UC3M’s Study on Bolted Joints Could Enhance Aircraft Design

Researchers at Universidad Carlos III de Madrid (UC3M) have conducted a study on bolted joints that are used in aeronautical structures. They have found that an optimum force needs to be applied that can enable the structures to resist temperature changes in airplanes. This improvement can enhance the safety, weight and design of an aircraft.

Optimizing the design of bolted joints in aeronautical structures

The aircraft’s large structural components features various elements, which are self-assembled using a range of processes, including adhesive or mechanical bonding and soldering. Mechanical bonding is a widely used technique in composite-based components. The Airbus 380’s wing is made of more than 30,000 elements such as washers, nuts and screws with nearly 750,000 bolted joints. The joints produce a weak spot that can lead to element damage and increase the aircraft’s weight, thereby increasing the operating cost of the aircraft. These issues led to the initiation of the UC3M’s research project.

UC3M scientists have developed a mathematical model to examine the influence of bolt force and temperature ranging from -50ºC to 90ºC. The major problem identified by the researchers was the carbon fiber plates that get crushed over the bolt shaft by low torque levels or low temperature. Reduced panel volume and torque effect is observed at -50ºC. Hence, the bolted joints that are subjected to such temperatures need to have a higher torque level for maintaining the effect at even low temperatures. When both torque and temperature are high, the panels produced from composite materials might break.

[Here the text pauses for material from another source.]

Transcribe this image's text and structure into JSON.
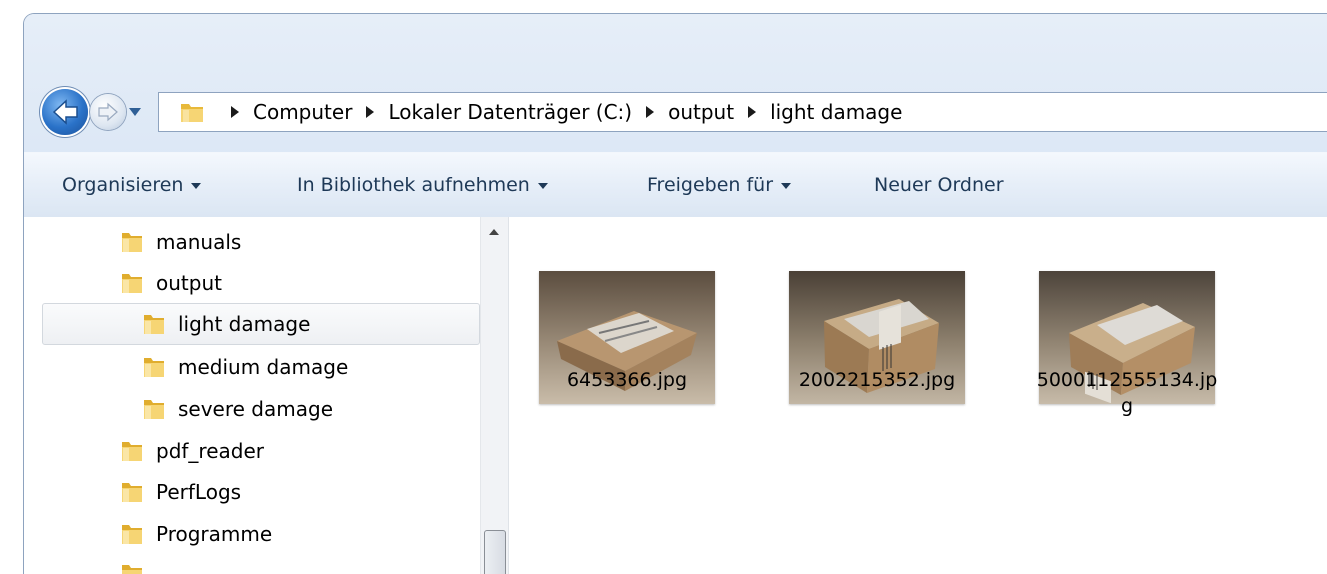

The research can optimize the design of bolted joints and reduce safety coefficients. This would result in reduced structural weight, fuel consumption and environmental impact. In addition, the operation costs of the airplane can be reduced.

The Mechanical Engineering Department’s Mechanical and Biomechanical Component Manufacturing and Design Technology section and the Department of Advanced Materials Mechanics collaborated to carry out the study.